Climate change, caused by carbon dioxide and other greenhouse gases humans have emitted, is expected to increase certain types of extreme weather, leading to more disasters, according to a report being assembled by the Intergovernmental Panel on Climate Change (IPCC).
"The report that was released by the IPCC on extreme events suggests that what we are seeing this year is not just an anomalous year, but a harbinger of things to come for at least a subset of the extreme events we are tallying,"said Jane Lubchenco, NOAA's administrator, during a press conference held here this week at the annual American Geophysical Union meeting.
A summary of the report released in November predicts an increase in certain types of extreme weather, including daily high temperatures, heat waves, heavy precipitation and droughts, in some places. [Photos of Devastating Texas Drought]
Costly disasters
With this increase in extreme weather there will likely be an associated uptick in costs. Earlier Wednesday (Dec. 7) the agency announced that this year, so far, had broken the record for costly, weather-related disasters,including drought, wildfire, tornados, flooding, a blizzard and a hurricane. She noted that the agency is still tallying costs related to Tropical Storm Lee and the unseasonable snowstorm in the Northeast that occurred over Halloween weekend.
"I believe there are probably four reasons why we are seeing an increase," said Lubchenco, referring to the number of costly events. "One is there are more extreme events, period, but it is more complicated than that," Lubchenco said, adding that the country now has more people, who have more stuff to lose in disasters, and more people and their stuff now reside in harm's way, such as along the coasts. More people also have insurance that pays for their losses, magnifying the costs associated with a disaster.

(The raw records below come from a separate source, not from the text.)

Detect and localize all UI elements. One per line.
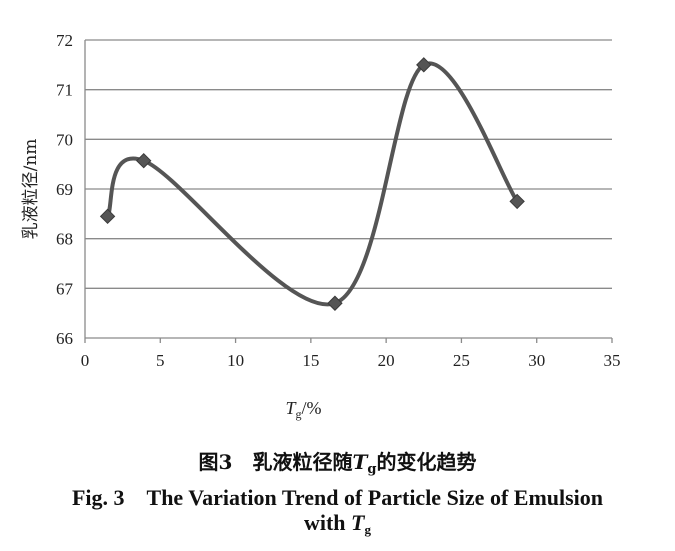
y-tick-label-72: 72 (56, 31, 73, 50)
caption-en-sub: g (364, 522, 372, 537)
data-point-0 (99, 208, 116, 225)
caption-english-line1: Fig. 3 The Variation Trend of Particle S… (71, 485, 604, 510)
caption-zh-sub: g (367, 462, 377, 477)
y-tick-labels: 66 67 68 69 70 71 72 (56, 31, 74, 348)
x-tick-label-0: 0 (81, 351, 90, 370)
caption-zh-prefix: 图3 乳液粒径随 (198, 450, 353, 474)
x-tick-label-15: 15 (302, 351, 319, 370)
caption-english-line2: with Tg (0, 510, 675, 538)
data-point-4 (509, 193, 525, 210)
y-tick-label-66: 66 (56, 329, 73, 348)
caption-en-var: T (351, 510, 365, 535)
y-tick-label-68: 68 (56, 230, 73, 249)
data-markers (99, 57, 525, 311)
x-tick-label-20: 20 (378, 351, 395, 370)
data-point-3 (416, 57, 432, 73)
caption-zh-suffix: 的变化趋势 (376, 450, 477, 474)
x-tick-label-10: 10 (227, 351, 244, 370)
y-tick-label-67: 67 (56, 279, 74, 298)
x-axis-label: Tg/% (285, 398, 321, 421)
y-axis-label: 乳液粒径/nm (21, 139, 41, 240)
x-axis-label-var: T (285, 398, 297, 418)
data-point-1 (136, 152, 152, 169)
x-axis-label-sub: g (296, 407, 302, 421)
series-line (105, 61, 520, 307)
data-point-2 (327, 295, 343, 311)
caption-chinese: 图3 乳液粒径随Tg的变化趋势 (0, 446, 675, 477)
x-tick-label-30: 30 (528, 351, 545, 370)
x-tick-labels: 0 5 10 15 20 25 30 35 (81, 351, 621, 370)
axes (84, 40, 613, 343)
y-tick-label-71: 71 (56, 81, 73, 100)
caption-zh-var: T (352, 450, 368, 474)
grid-lines (85, 39, 612, 339)
chart: 66 67 68 69 70 71 72 0 5 10 15 20 25 30 35 乳液粒径/nm Tg… (21, 31, 621, 421)
caption-en-prefix: with (303, 510, 352, 535)
y-tick-label-69: 69 (56, 180, 73, 199)
x-axis-label-unit: /% (302, 398, 322, 418)
y-tick-label-70: 70 (56, 130, 73, 149)
x-tick-label-25: 25 (453, 351, 470, 370)
x-tick-label-35: 35 (604, 351, 621, 370)
x-tick-label-5: 5 (156, 351, 165, 370)
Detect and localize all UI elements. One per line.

The previous record, for nine $1-billion-or-more weather-related disasters was set in 2008.
Climate-change connection
Of the types of extremes that battered the country this year, only certain large-scale phenomena among them —such as heat waves, droughts and heavy precipitation —have links to climate change.
"We are likely to see more and more of them down the road as climate continues to change," she said.
The connection between small-scale extreme events, such as a localized hailstorm or a tornado, and climate change is less understood, she said.
Since about 1970, NOAA's Climate Extreme Index —which tracks the percentage of the country affected by climate extremes over time —has shown an upward trend that is notably different than the activity in earlier decades, she told an audience of scientists at a talk earlier in the day.
This trend is driven by daily highs and lows, availability of water and heavy precipitation in a single day. Most notably, since 1970, more of the country is experiencing unusually warm nights, with less of the country experiencing unusually cool nights. This particular shift is significant, she said: "Warm overnight lows are related to heat stress in both people, and plants and animals; they never get a chance to cool off."
Likewise, while the country has had periods of severe drought, such as during the Dust Bowl of the 1930s, it has never become drier and wetter at the same time, as has happened in the last decade, she said.